Le lieutenant Frémond relève le train d’atterrissage escamotable, en actionnant la commande hydraulique : les roues glissent vers l’arrière dans les fuseaux moteurs au nez arrondi. Puis, le pilote place les hélices tripales au grand pas. Enfin, après un rapide virage à droite, Frémond réduit les gaz, met l’appareil au régime de croisière et oblique vers le nord-est, pour couper la boucle de la Marne. Quelques fumées, lentes et paisibles, traînent dans la cuvette du Grand Morin.
La mission ? L’avion emporte une tonne de projectiles pour bombarder les colonnes d’engins blindés sur les grandes voies de communication : il s’agit d’endiguer la poussée allemande vers Sedan et la région nord de la France.
Le temps passe.…L’équipage , qui tient l’air depuis plus de trois heures, exécute sa mission point par point. Puis il rejoint l’Oise. La rivière a des reflets de vieil argent et paraît immobile. A la verticale , encadrée par la plaine fauve, une masse sombre aux formes accusées : la forêt de Nouvion défile sous l’Amiot.
       Ca et là, dans l’étendue noire, quelques taches claires, des falaises de craie, surgissent sous les ailes de l’avion ou s’éclipsent au rythme changeant du vol.
A travers les panneaux de plexiglass, la vue porte loin. Les contours du sol, les champs, les jardins, les près, se découpent nettement.
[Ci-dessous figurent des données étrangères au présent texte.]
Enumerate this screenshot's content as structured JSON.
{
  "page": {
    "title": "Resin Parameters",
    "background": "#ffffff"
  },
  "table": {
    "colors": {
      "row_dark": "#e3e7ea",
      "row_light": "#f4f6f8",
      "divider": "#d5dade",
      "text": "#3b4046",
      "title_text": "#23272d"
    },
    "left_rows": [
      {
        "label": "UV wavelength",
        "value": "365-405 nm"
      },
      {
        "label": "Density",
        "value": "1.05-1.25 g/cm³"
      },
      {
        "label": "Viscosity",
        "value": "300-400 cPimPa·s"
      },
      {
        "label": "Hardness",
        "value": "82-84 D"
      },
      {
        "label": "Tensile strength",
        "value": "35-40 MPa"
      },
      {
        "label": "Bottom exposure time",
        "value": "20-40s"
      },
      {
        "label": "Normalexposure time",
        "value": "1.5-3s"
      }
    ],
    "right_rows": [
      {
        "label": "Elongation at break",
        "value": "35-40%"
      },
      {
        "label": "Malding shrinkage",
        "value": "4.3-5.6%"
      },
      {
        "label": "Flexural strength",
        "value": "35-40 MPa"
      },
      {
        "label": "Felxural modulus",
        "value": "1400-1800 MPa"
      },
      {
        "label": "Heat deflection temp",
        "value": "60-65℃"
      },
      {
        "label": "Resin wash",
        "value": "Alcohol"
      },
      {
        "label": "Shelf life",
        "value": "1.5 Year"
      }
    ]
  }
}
      De faibles ondulations se suivent, uniformes : les crêtes de Saint Michel. Deux lignes blanchâtres tranchent sur le noir de la nuit : les routes de Maubeuge et de Valenciennes. Sous une brume légère, un long trait s’étend rectiligne : le canal de la Sambre à l’Oise.
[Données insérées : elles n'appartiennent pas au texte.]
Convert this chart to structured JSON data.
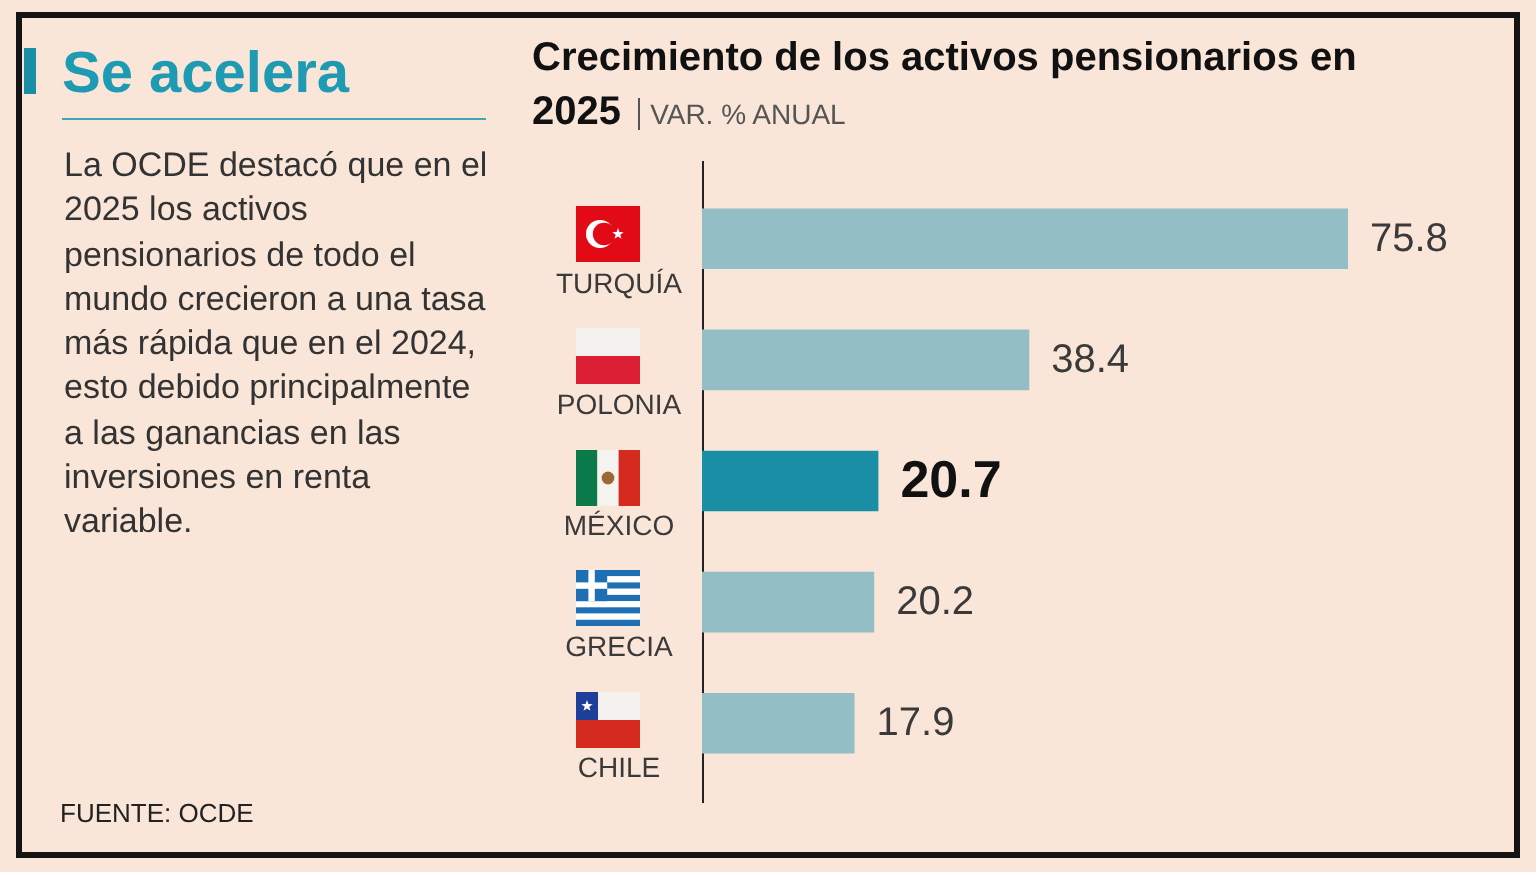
{
  "chart_data": [
    {
      "type": "other",
      "title": "Se acelera",
      "annotations": [
        "La OCDE destacó que en el 2025 los activos pensionarios de todo el mundo crecieron a una tasa más rápida que en el 2024, esto debido principalmente a las ganancias en las inversiones en renta variable.",
        "FUENTE: OCDE"
      ]
    },
    {
      "type": "bar",
      "orientation": "horizontal",
      "title": "Crecimiento de los activos pensionarios en 2025",
      "subtitle": "VAR. % ANUAL",
      "categories": [
        "TURQUÍA",
        "POLONIA",
        "MÉXICO",
        "GRECIA",
        "CHILE"
      ],
      "values": [
        75.8,
        38.4,
        20.7,
        20.2,
        17.9
      ],
      "colors": [
        "#93bec6",
        "#93bec6",
        "#1a8ea4",
        "#93bec6",
        "#93bec6"
      ],
      "data_labels": true,
      "tick_labels": "y"
    }
  ]
}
      A l’arrière-front une dizaine de halos : des villages en feux.
Enfin, très loin, un saillant de dimensions modeste mais de nom illustre : la montagne de Reims.
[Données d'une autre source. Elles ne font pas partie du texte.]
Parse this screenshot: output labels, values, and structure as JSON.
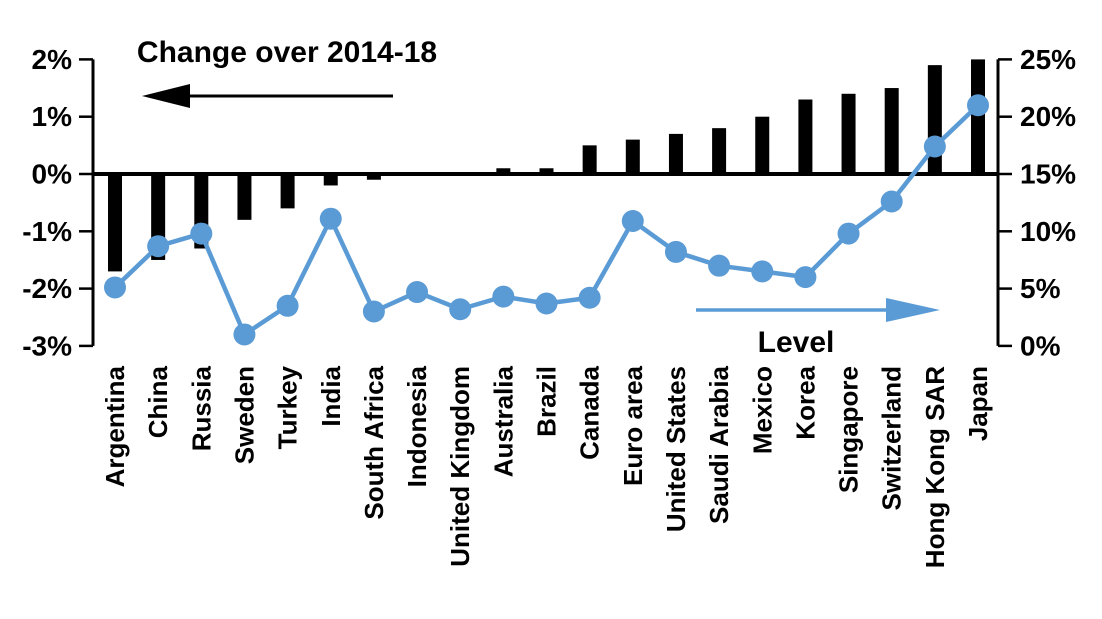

      Un par un, le Colonel repère les alignements, reconnaît les traits essentiels du paysage. D’un geste assuré et précis, Dagnaux porte les points sur la carte et mesure la dérive.
      L’Amiot est un peu secoué ; le pilote corrige doucement, au manche, en maintenant le cap. Puis il agit sur le volet de commande du plan fixe, car l’avion « pousse un peu dans la main ».
      Dans la tourelle, le mitrailleur veille.
Au poste radio, le poignet de Regnault appuie en cadence sur le manipulateur.
Pour scruter davantage la région survolée, où se trouvent, à n’en pas douter, des rassemblements de blindés allemands, le Colonel s’agenouille contre le plancher vitré de la carlingue. Mais il ne distingue aucun véhicule : l’avion vole trop haut.
      Après un coup d’œil à l’altimètre, Dagnaux donne l’ordre au pilote de descendre plus près du sol ; Frémond enlève ses gants fourrés, réduit les gaz, imprime avec aisance au gouvernail de profondeur une poussée légère. Dociles, les moteurs se mettent au ralenti ; l’avion s’incline en vol légèrement piqué. Battant l’air, à coups rapides d’hélice, l’Amiot, en tanguant doucement, se rapproche de la terre.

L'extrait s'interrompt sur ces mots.